Given that $$a,b\in\Bbb{Z}^+$$ and $$\gcd(a,b)=1$$.

Prove the following:

$\left\lfloor\frac{a}{b}\right\rfloor+\left\lfloor2\cdot\frac{a}{b}\right\rfloor+\left\lfloor3\cdot\frac{a}{b}\right\rfloor+\ldots+\left\lfloor(b-1)\cdot\frac{a}{b}\right\rfloor=\frac{(a-1)(b-1)}{2}$

Clarifications:

• $$\lfloor\cdot\rfloor$$ denotes the floor function (greatest integer function).
• $$\gcd(x,y)$$ denotes the greatest common divisor of $$x$$ and $$y$$.

Hint:

It'd be helpful to prove this first before attempting to prove the main problem.

$\forall~a,b\in\Bbb{Z}^+\mid\gcd(a,b)=1\implies n\frac{a}{b}\not\in\Bbb{Z}~~\forall~~0\lt n\lt b~\land~n\in\Bbb{Z}$

Note by Prasun Biswas
1 year, 6 months ago

Sort by:

Use the fact that $$\lfloor x\rfloor=x-\{x\}$$ to rewrite as

$\sum_{k=1}^{b-1}\left\lfloor\dfrac{ka}{b}\right\rfloor=\dfrac a b\sum_{j=1}^{b-1} j-\sum_{k=1}^{b-1}\left\{\dfrac{ka}{b}\right\}=\dfrac{a(b-1)}{2}-\sum_{k=1}^{b-1}\left\{\dfrac{ka}{b}\right\}.$

Now

$\sum_{k=1}^{b-1}\left\{\dfrac{ka}{b}\right\}=\sum_{k=1}^{(b-1)/2}\left(\left\{\dfrac{ka}{b}\right\}+\left\{\dfrac{(b-k)a}{b}\right\}\right)=\sum_{k=1}^{(b-1)/2}\left(\left\{\dfrac{ka}{b}\right\}+\left\{a-\dfrac{ka}{b}\right\}\right).$

Here no term can be zero since $$na/b$$ is not integer for $$1\le n<b$$ provided that $$(a,b)=1$$. So $$\forall k\in[1, (b-1)/2]$$

$\left\{\dfrac{ka}{b}\right\}+\left\{a-\dfrac{ka}{b}\right\}=1\implies \sum_{k=1}^{(b-1)/2}\left(\left\{\dfrac{ka}{b}\right\}+\left\{a-\dfrac{ka}{b}\right\}\right)=\sum_{k=1}^{(b-1)/2}1=\dfrac{b-1}{2}$

and we're, um, done. · 1 year, 5 months ago

Consider $$b=8$$ and $$a=9$$. We have $$\gcd(a,b)=1$$ but $$\frac{(b-1)}{2}$$ is not a positive integer $$\geq 1$$. Then, what does the sum $$\displaystyle\sum_{k=1}^{(b-1)/2}(1)$$ mean? · 1 year, 5 months ago

The sum is to $$b-1$$, as in $$\lfloor (b-1) \frac{ a}{b} \rfloor$$, and not to $$\frac{ b-1}{2}$$ as you had it.

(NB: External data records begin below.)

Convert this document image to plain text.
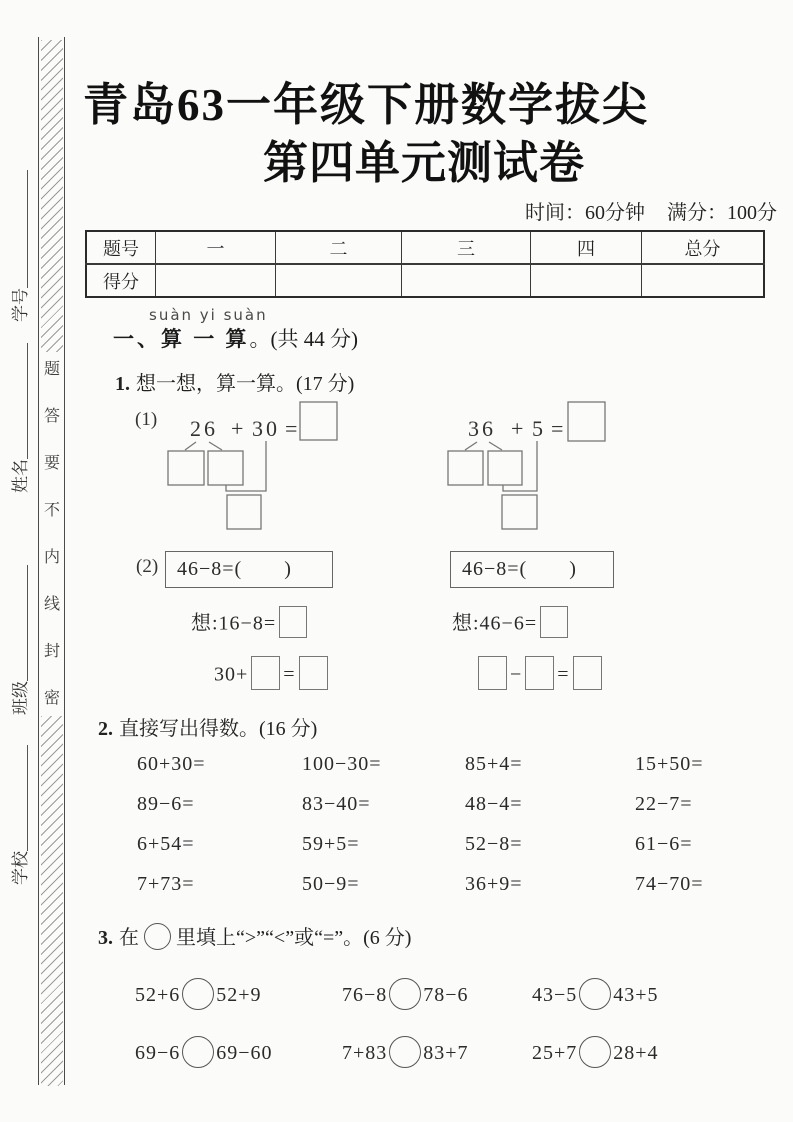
题
答
要
不
内
线
封
密
学号
姓名
班级
学校
青岛63一年级下册数学拔尖
第四单元测试卷
时间：60分钟 满分：100分
题号	一	二	三	四	总分
得分					
suàn yi suàn
一、算 一 算。(共 44 分)
1. 想一想，算一算。(17 分)
(1) 26 + 30 =	36 + 5 =
(2) 46−8=(       )	46−8=(       )
想:16−8=	想:46−6=
30+ =	− =
2. 直接写出得数。(16 分)
60+30=	100−30=	85+4=	15+50=
89−6=	83−40=	48−4=	22−7=
6+54=	59+5=	52−8=	61−6=
7+73=	50−9=	36+9=	74−70=
3. 在 里填上“>”“<”或“=”。(6 分)
52+6 52+9	76−8 78−6	43−5 43+5
69−6 69−60	7+83 83+7	25+7 28+4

Staff · 1 year, 5 months ago

Very well done.... · 1 year, 5 months ago

Warning: there is a huge hint below.

$$na (\mod b)$$ is pairwise distinct for $$n=1, 2, ..., b$$. Proof: The opposite is false by Pigeonhole Principle. Hence if we limit $$n$$ to $$1, 2, 3, ..., b-1$$ the possible remainders are $$1, 2, ..., b-1$$, once each.

From here we can find the sum of the $$b-1$$ fractional parts of $$n•\frac {a}{b}, n=1, 2, ..., b-1$$. We know their sum, so we know the sum of their floors. · 1 year, 5 months ago

There's an easier approach (though essentially based on the same idea).

Hint: Heads and tails. Staff · 1 year, 5 months ago